А я живу один, совершенно один. Не разговариваю ни с кем и никогда; ничего не беру, ничего не даю. Самоучка не в счет. Есть, конечно, Франсуаза, хозяйка «Приюта Путейцев». Но разве я с ней разговариваю? Иногда после ужина, когда она подает мне кружку пива, я спрашиваю:
– У вас сегодня вечером найдется минутка?
Она никогда не говорит «нет», и я иду за ней следом в одну из больших комнат на втором этаже, которые она сдает за почасовую или поденную плату. Я ей не плачу – мы занимаемся любовью на равных. Она получает от этого удовольствие (мужчина ей нужен каждый день, и кроме меня у нее есть еще много других), а я освобождаюсь от приступов меланхолии, причины которой мне слишком хорошо известны. Но мы почти не разговариваем. Да и к чему? Каждый занят собой, впрочем, для нее я прежде всего клиент ее кафе.
– Скажите, – говорит она, стягивая с себя платье, – вы пробовали аперитив «Брико»? На этой неделе его заказали двое клиентов. Официантка не знала, пришла и спрашивает у меня. А это коммивояжеры, они, наверно, пили его в Париже. Но я, когда чего не знаю, покупать не люблю. Если вы не против, я останусь в чулках.
В прежнее время, бывало, она уйдет, а я еще долго думаю об Анни. Теперь я не думаю ни о ком; я даже не ищу слов. Это перетекает во мне то быстрее, то медленнее, я не стараюсь ничего закреплять, течет, ну и пусть себе. Оттого что мысли мои не облекаются в слова, чаще всего они остаются хлопьями тумана. Они принимают смутные, причудливые формы, набегают одна на другую, и я тотчас их забываю.
Эти парни меня восхищают: прихлебывая свой кофе, они рассказывают друг другу истории, четкие и правдоподобные.
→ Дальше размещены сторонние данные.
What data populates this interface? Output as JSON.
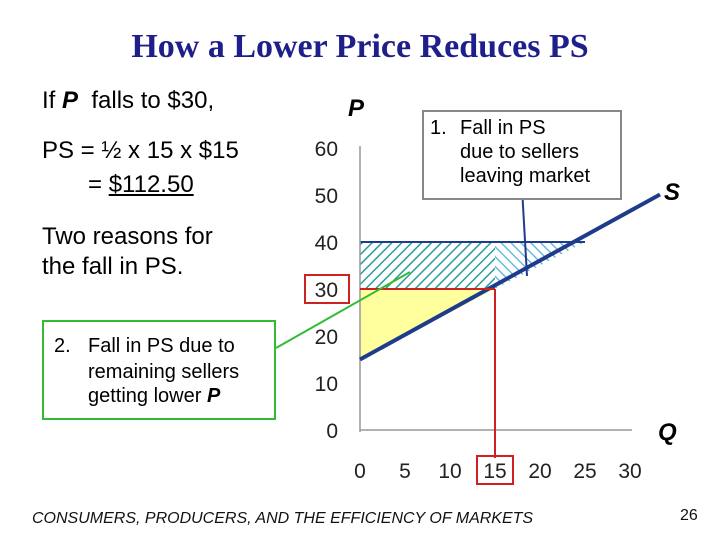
{
  "slide": {
    "title": "How a Lower Price Reduces PS",
    "line1_prefix": "If ",
    "line1_var": "P",
    "line1_suffix": "  falls to $30,",
    "line2": "PS = ½ x 15 x $15",
    "line3_prefix": "= ",
    "line3_value": "$112.50",
    "reasons_line1": "Two reasons for",
    "reasons_line2": "the fall in PS.",
    "callout1_num": "1.",
    "callout1_lines": [
      "Fall in PS",
      "due to sellers",
      "leaving market"
    ],
    "callout2_num": "2.",
    "callout2_lines": [
      "Fall in PS due to",
      "remaining sellers",
      "getting lower "
    ],
    "callout2_var": "P",
    "footer": "CONSUMERS, PRODUCERS, AND THE EFFICIENCY OF MARKETS",
    "page_number": "26"
  },
  "colors": {
    "title": "#1f1f8c",
    "supply_line": "#1f3c8c",
    "hatch": "#2a9c9c",
    "hatch_light": "#4fb0d8",
    "yellow_fill": "#ffff9e",
    "highlight_red": "#cc2222",
    "callout_border": "#33bb33",
    "axis": "#999999"
  },
  "chart_data": {
    "type": "line",
    "ylabel": "P",
    "xlabel": "Q",
    "x_ticks": [
      "0",
      "5",
      "10",
      "15",
      "20",
      "25",
      "30"
    ],
    "y_ticks": [
      "0",
      "10",
      "20",
      "30",
      "40",
      "50",
      "60"
    ],
    "xlim": [
      0,
      30
    ],
    "ylim": [
      0,
      60
    ],
    "supply": {
      "name": "S",
      "x": [
        0,
        30
      ],
      "y": [
        15,
        45
      ]
    },
    "old_price": 40,
    "new_price": 30,
    "new_quantity": 15,
    "old_quantity": 25,
    "highlighted_price_tick": "30",
    "highlighted_quantity_tick": "15"
  }
}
Спросите их, что они делали вчера, – они ничуть не смутятся, в двух словах они вам все объяснят. Я бы на их месте начал мямлить. Правда и то, что уже давным-давно ни одна душа не интересуется, как я провожу время. Когда живешь один, вообще забываешь, что значит рассказывать: правдоподобные истории исчезают вместе с друзьями. События тоже текут мимо: откуда ни возьмись появляются люди, что-то говорят, потом уходят, и ты барахтаешься в историях без начала и конца – свидетель из тебя был бы никудышный. Зато все неправдоподобное, все то, во что не поверят ни в одном кафе, – этого хоть пруд пруди. Вот, к примеру, в субботу, часа в четыре пополудни, по краю деревянного настила возле площадки, где строят новый вокзал, бежала, пятясь, маленькая женщина в голубом и смеялась, махая платком. В это же самое время за угол этой улицы, насвистывая, сворачивал негр в плаще кремового цвета и зеленой шляпе. Женщина, все так же пятясь, налетела на него под фонарем, который подвешен к дощатому забору и который зажигают по вечерам. Таким образом здесь оказались сразу: резко пахнущий сырым деревом забор, фонарь, славная белокурая малютка в голубом в объятьях негра под пламенеющим небом. Будь нас четверо или пятеро, мы, наверно, отметили бы это столкновение, эти нежные краски, красивое голубое пальто, похожее на пуховую перинку, светлый плащ, красные стекла фонаря, мы посмеялись бы над растерянным выражением двух детских лиц.